I am facing a strange issue with the nvcc compiler with one particular program. Nvcc does not complete at all and one core is at 100% use. I checked for 1 full min. It’s a small piece of code that should take 4S. Is it possible that an infinite loop has been triggered ?

The problem is the #pragma unroll within a nested loop.

With the #pragma unroll it takes around 4mins for compilation. Without the #pragma it takes just 4S! There is some exhaustive search going on in the compiler…

rreddy78@jetson-nano:~$ time nvcc --resource-usage --gpu-architecture=sm_53 matrixVectorMultiplication2.cu -o matrixVectorMultiplication2
ptxas info : 0 bytes gmem
ptxas info : Compiling entry function ‘_Z26matrixVectorMultiplicationPKfS0_Pfii’ for ‘sm_53’
ptxas info : Function properties for _Z26matrixVectorMultiplicationPKfS0_Pfii
0 bytes stack frame, 0 bytes spill stores, 0 bytes spill loads
ptxas info : Used 40 registers, 10000 bytes smem, 352 bytes cmem[0]

real 3m58.486s
user 3m52.844s
sys 0m1.136s

There might be a performance problem with nvcc after all…

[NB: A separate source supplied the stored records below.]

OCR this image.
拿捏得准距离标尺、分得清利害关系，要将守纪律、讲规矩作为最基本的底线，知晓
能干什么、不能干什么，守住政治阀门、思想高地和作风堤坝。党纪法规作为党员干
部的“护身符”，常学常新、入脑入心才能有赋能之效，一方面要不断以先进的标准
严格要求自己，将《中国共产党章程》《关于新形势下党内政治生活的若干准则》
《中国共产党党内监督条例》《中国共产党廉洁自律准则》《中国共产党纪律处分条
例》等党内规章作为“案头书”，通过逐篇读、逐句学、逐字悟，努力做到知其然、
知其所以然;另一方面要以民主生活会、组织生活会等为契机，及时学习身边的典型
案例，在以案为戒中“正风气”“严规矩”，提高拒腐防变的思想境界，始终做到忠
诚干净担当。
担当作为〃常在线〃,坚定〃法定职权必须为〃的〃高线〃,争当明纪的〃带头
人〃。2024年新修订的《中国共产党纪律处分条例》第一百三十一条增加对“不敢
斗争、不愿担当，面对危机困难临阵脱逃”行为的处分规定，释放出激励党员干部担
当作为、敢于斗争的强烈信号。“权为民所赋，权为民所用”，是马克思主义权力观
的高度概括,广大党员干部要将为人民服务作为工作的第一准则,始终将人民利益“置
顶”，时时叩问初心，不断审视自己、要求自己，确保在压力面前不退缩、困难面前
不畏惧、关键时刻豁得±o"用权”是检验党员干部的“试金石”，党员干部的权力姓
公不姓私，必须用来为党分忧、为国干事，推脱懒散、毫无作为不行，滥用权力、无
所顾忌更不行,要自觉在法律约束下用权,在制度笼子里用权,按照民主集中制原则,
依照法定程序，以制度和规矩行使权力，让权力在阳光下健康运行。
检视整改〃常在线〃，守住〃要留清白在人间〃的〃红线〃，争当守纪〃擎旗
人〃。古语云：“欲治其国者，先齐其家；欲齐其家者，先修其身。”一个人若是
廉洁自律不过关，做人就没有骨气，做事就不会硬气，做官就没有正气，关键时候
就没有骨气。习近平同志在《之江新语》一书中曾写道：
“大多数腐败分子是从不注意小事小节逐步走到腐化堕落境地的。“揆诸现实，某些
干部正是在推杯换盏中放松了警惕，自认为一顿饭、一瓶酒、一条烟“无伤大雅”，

There are times when #pragma unroll can lead to not completion at all ?

Code : NVIDIA, please check if reproducible on a jetson nano…

    const int TILE_SIZE = 10000;

__global__ void matrixVectorMultiplication(const float *__restrict__ M, const float *__restrict__ V, float *R, const int M_Size, const int W_Size)
__shared__ float VS[TILE_SIZE];

const int COL = blockIdx.x * blockDim.x + threadIdx.x;
* Load the entire vector V into shared memory before processing
for (int j = threadIdx.x; j < TILE_SIZE/4; j = j + blockDim.x) 
    const float4 valueA = reinterpret_cast<const float4 *>(V)[j];

    VS[4*j + 0] = valueA.x;
    VS[4*j + 1] = valueA.y;
    VS[4*j + 2] = valueA.z;
    VS[4*j + 3] = valueA.w;


for(int col = COL;col < M_Size;col = col + blockDim.x)
    float tmpSum = 0.0f;

    #pragma unroll
    for (int k = 0; k < TILE_SIZE; ++k)
        // M is stored column-wise
        tmpSum += M[(k*M_Size) + col] * VS[k];
    R[col] = tmpSum;